Stuprocentową pewność, czy personel i podopieczni domu pomocy społecznej w Niedabylu na Mazowszu ma koronawirus będziemy mieli za kilka godzin - dowiedział się w Ministerstwie Zdrowia reporter RMF FM Krzysztof Zasada. Badania próbek wykazały wynik pozytywny o 60 osób z ośrodka.

Zdecydowano o pobraniu kolejnych próbek od mieszkańców domu pomocy i personelu - w sumie 81 osób. Wprawdzie pierwsze wyniki były pozytywne, ale laboratorium miało zastrzeżenia co do jakości badanego materiału - stąd potrzebna powtórka. Mimo to i dyrekcja i służby działają tak, jakby w Niedabylu było ognisko choroby. 

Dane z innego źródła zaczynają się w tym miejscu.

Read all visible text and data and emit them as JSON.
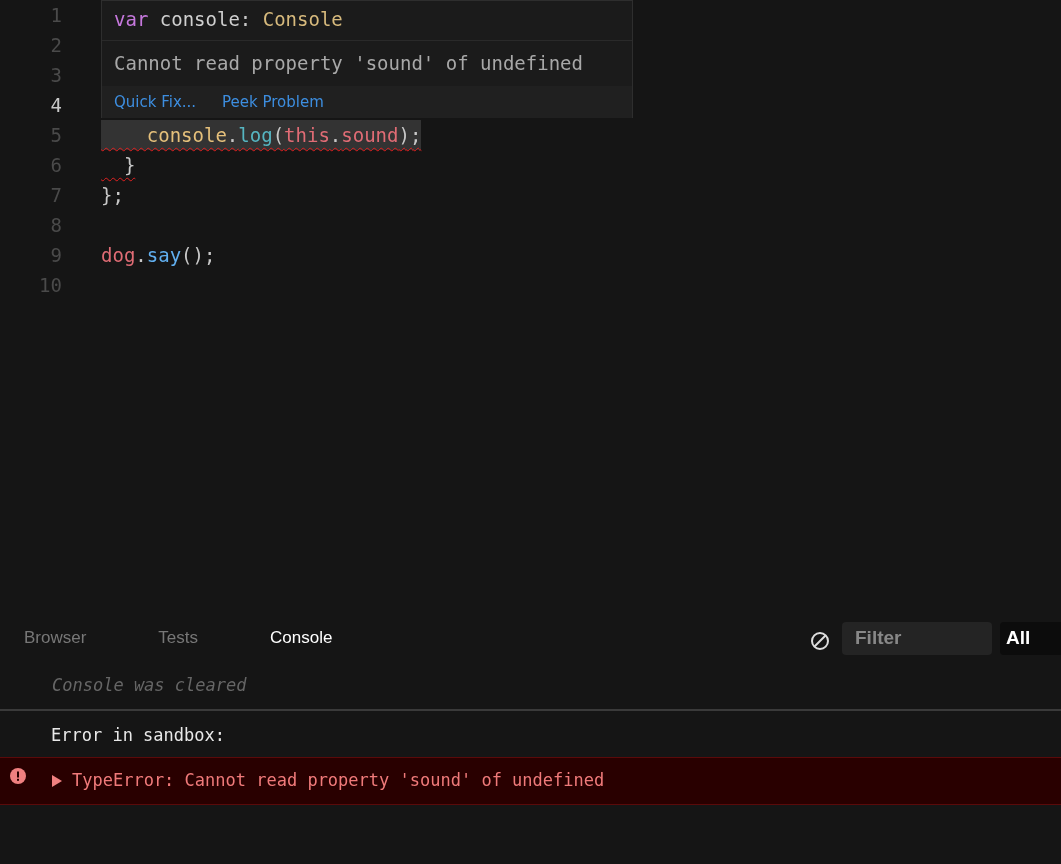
{
  "editor": {
    "lines": [
      {
        "number": "1",
        "current": false
      },
      {
        "number": "2",
        "current": false
      },
      {
        "number": "3",
        "current": false
      },
      {
        "number": "4",
        "current": true,
        "highlighted": false,
        "squiggle": false
      },
      {
        "number": "5",
        "current": false,
        "highlighted": true,
        "squiggle": true,
        "tokens": [
          {
            "kind": "variable",
            "text": "    console"
          },
          {
            "kind": "punct",
            "text": "."
          },
          {
            "kind": "method",
            "text": "log"
          },
          {
            "kind": "punct",
            "text": "("
          },
          {
            "kind": "keyword",
            "text": "this"
          },
          {
            "kind": "punct",
            "text": "."
          },
          {
            "kind": "property",
            "text": "sound"
          },
          {
            "kind": "punct",
            "text": ");"
          }
        ]
      },
      {
        "number": "6",
        "current": false,
        "highlighted": false,
        "squiggle": true,
        "tokens": [
          {
            "kind": "punct",
            "text": "  }"
          }
        ]
      },
      {
        "number": "7",
        "current": false,
        "highlighted": false,
        "squiggle": false,
        "tokens": [
          {
            "kind": "punct",
            "text": "};"
          }
        ]
      },
      {
        "number": "8",
        "current": false,
        "highlighted": false,
        "squiggle": false
      },
      {
        "number": "9",
        "current": false,
        "highlighted": false,
        "squiggle": false,
        "tokens": [
          {
            "kind": "property",
            "text": "dog"
          },
          {
            "kind": "punct",
            "text": "."
          },
          {
            "kind": "function",
            "text": "say"
          },
          {
            "kind": "punct",
            "text": "();"
          }
        ]
      },
      {
        "number": "10",
        "current": false,
        "highlighted": false,
        "squiggle": false
      }
    ]
  },
  "hover": {
    "signature": [
      {
        "kind": "declare",
        "text": "var"
      },
      {
        "kind": "plain",
        "text": " console"
      },
      {
        "kind": "punct",
        "text": ": "
      },
      {
        "kind": "type",
        "text": "Console"
      }
    ],
    "message": "Cannot read property 'sound' of undefined",
    "actions": [
      "Quick Fix...",
      "Peek Problem"
    ]
  },
  "panel": {
    "tabs": [
      {
        "label": "Browser",
        "selected": false
      },
      {
        "label": "Tests",
        "selected": false
      },
      {
        "label": "Console",
        "selected": true
      }
    ],
    "filter": {
      "placeholder": "Filter"
    },
    "level": "All",
    "messages": [
      {
        "kind": "info",
        "text": "Console was cleared"
      },
      {
        "kind": "log",
        "text": "Error in sandbox:"
      },
      {
        "kind": "error",
        "expanded": false,
        "text": "TypeError: Cannot read property 'sound' of undefined"
      }
    ]
  }
}
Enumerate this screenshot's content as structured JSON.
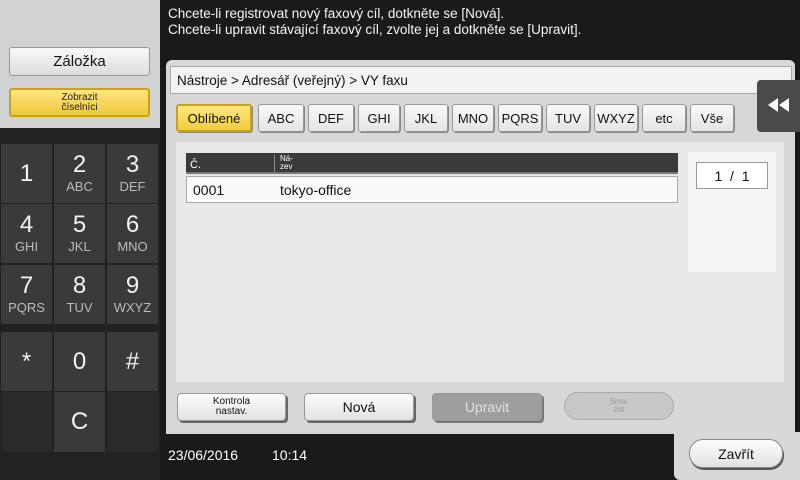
{
  "header": {
    "message_line1": "Chcete-li registrovat nový faxový cíl, dotkněte se [Nová].",
    "message_line2": "Chcete-li upravit stávající faxový cíl, zvolte jej a dotkněte se [Upravit]."
  },
  "left_panel": {
    "bookmark_label": "Záložka",
    "keypad_label_line1": "Zobrazit",
    "keypad_label_line2": "číselníci"
  },
  "keypad": {
    "keys": [
      {
        "num": "1",
        "sub": ""
      },
      {
        "num": "2",
        "sub": "ABC"
      },
      {
        "num": "3",
        "sub": "DEF"
      },
      {
        "num": "4",
        "sub": "GHI"
      },
      {
        "num": "5",
        "sub": "JKL"
      },
      {
        "num": "6",
        "sub": "MNO"
      },
      {
        "num": "7",
        "sub": "PQRS"
      },
      {
        "num": "8",
        "sub": "TUV"
      },
      {
        "num": "9",
        "sub": "WXYZ"
      },
      {
        "num": "*",
        "sub": ""
      },
      {
        "num": "0",
        "sub": ""
      },
      {
        "num": "#",
        "sub": ""
      },
      {
        "num": "",
        "sub": ""
      },
      {
        "num": "C",
        "sub": ""
      },
      {
        "num": "",
        "sub": ""
      }
    ]
  },
  "breadcrumb": "Nástroje > Adresář (veřejný) > VY faxu",
  "tabs": [
    "Oblíbené",
    "ABC",
    "DEF",
    "GHI",
    "JKL",
    "MNO",
    "PQRS",
    "TUV",
    "WXYZ",
    "etc",
    "Vše"
  ],
  "active_tab": "Oblíbené",
  "list": {
    "col_no": "Č.",
    "col_name_line1": "Ná-",
    "col_name_line2": "zev",
    "rows": [
      {
        "no": "0001",
        "name": "tokyo-office"
      }
    ]
  },
  "pager": "1  /  1",
  "actions": {
    "check_settings_line1": "Kontrola",
    "check_settings_line2": "nastav.",
    "new_label": "Nová",
    "edit_label": "Upravit",
    "delete_line1": "Sma-",
    "delete_line2": "zat"
  },
  "status": {
    "date": "23/06/2016",
    "time": "10:14"
  },
  "close_label": "Zavřít",
  "icons": {
    "collapse": "double-chevron-left-icon"
  },
  "colors": {
    "accent_yellow": "#f2cc3c",
    "dark_bg": "#1a1a1a",
    "panel_gray": "#d8d8d8"
  }
}
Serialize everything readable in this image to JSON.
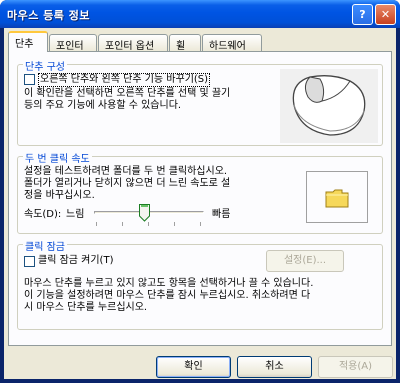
{
  "window": {
    "title": "마우스 등록 정보"
  },
  "tabs": [
    {
      "label": "단추"
    },
    {
      "label": "포인터"
    },
    {
      "label": "포인터 옵션"
    },
    {
      "label": "휠"
    },
    {
      "label": "하드웨어"
    }
  ],
  "buttons_group": {
    "label": "단추 구성",
    "checkbox_label": "오른쪽 단추와 왼쪽 단추 기능 바꾸기(S)",
    "checkbox_checked": false,
    "description_line1": "이 확인란을 선택하면 오른쪽 단추를 선택 및 끌기",
    "description_line2": "등의 주요 기능에 사용할 수 있습니다."
  },
  "double_click_group": {
    "label": "두 번 클릭 속도",
    "description_line1": "설정을 테스트하려면 폴더를 두 번 클릭하십시오.",
    "description_line2": "폴더가 열리거나 닫히지 않으면 더 느린 속도로 설",
    "description_line3": "정을 바꾸십시오.",
    "speed_label": "속도(D):",
    "slow_label": "느림",
    "fast_label": "빠름",
    "speed_value": 0.45
  },
  "clicklock_group": {
    "label": "클릭 잠금",
    "checkbox_label": "클릭 잠금 켜기(T)",
    "checkbox_checked": false,
    "settings_button": "설정(E)...",
    "description_line1": "마우스 단추를 누르고 있지 않고도 항목을 선택하거나 끌 수 있습니다.",
    "description_line2": "이 기능을 설정하려면 마우스 단추를 잠시 누르십시오. 취소하려면 다",
    "description_line3": "시 마우스 단추를 누르십시오."
  },
  "footer": {
    "ok": "확인",
    "cancel": "취소",
    "apply": "적용(A)"
  },
  "colors": {
    "accent": "#0046d5",
    "titlebar": "#0054e3",
    "face": "#ece9d8"
  }
}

W placówce przebywa 81 osób, z czego 67 podopiecznych i 14 osób z personelu. Wynik dodatni ma 52 podopiecznych i 8 pracowników. Wszyscy - niezależnie od wyniku testu - zostali podani kwarantannie - powiedział starosta białobrzeski  Sylwester Korgul..

Dodał, że na razie żadna z osób z dodatnim wynikiem nie wykazuje objawów chorobowych. Jeśli komuś by się pogorszyło, natychmiast ma być wezwana karetka i pacjent będzie przetransportowany do któregoś ze szpitali z oddziałem zakaźnym - zapewnił starosta.

Korgul podkreślił, że zarażone osoby zostały odizolowane od 21 zdrowych. Dla obu tych grup wydzielono odrębne pomieszczenia. Według starosty prawdopodobnie w połowie przyszłego tygodnia zdrowe osoby, będą miały wykonane kolejne testy na obecność koronawirusa, aby sprawdzić, czy nie zaraziły się od chorych.

Kwarantannę wprowadzono we wtorek po tym, jak okazało się że jedna z pracujących w ośrodku pielęgniarek miała objawy typowe dla koronawirusa, a następnie przyszedł pozytywny wynik jej testu.

Korgul podkreślił, że władze powiatu są w kontakcie z miejscowym sanepidem i ze służbami wojewody mazowieckiego.

W piątek po południu pracownicy DPS w Niedabylu otrzymali od służb wojewody mazowieckiego specjalistyczne zestawy ochronne, maski, kombinezony, rękawice i okulary.

Jeśli chodzi o środki ochrony osobistej dla personelu, to jest tego w tej chwili pod dostatkiem. Koncentrujemy się teraz na dalszej pomocy i szukamy rozwiązań, aby wesprzeć pracowników placówki - stwierdził Korgul. Dodał, że pracownicy, którzy od kilku dni nieprzerwanie przebywają w placówce, są zmęczeni fizycznie i psychicznie.

Należy zwrócić uwagę na wręcz heroiczną postawę personelu, który jest bardzo oddany swoim podopiecznym - podkreślił starosta. Dodał, że prawdopodobnie potrzebne będzie wsparcie dla pracowników.

Starosta zapewnił, że w placówce są dobre warunki. Ma własną kuchnie i systematycznie dostarczane się produkty żywnościowe.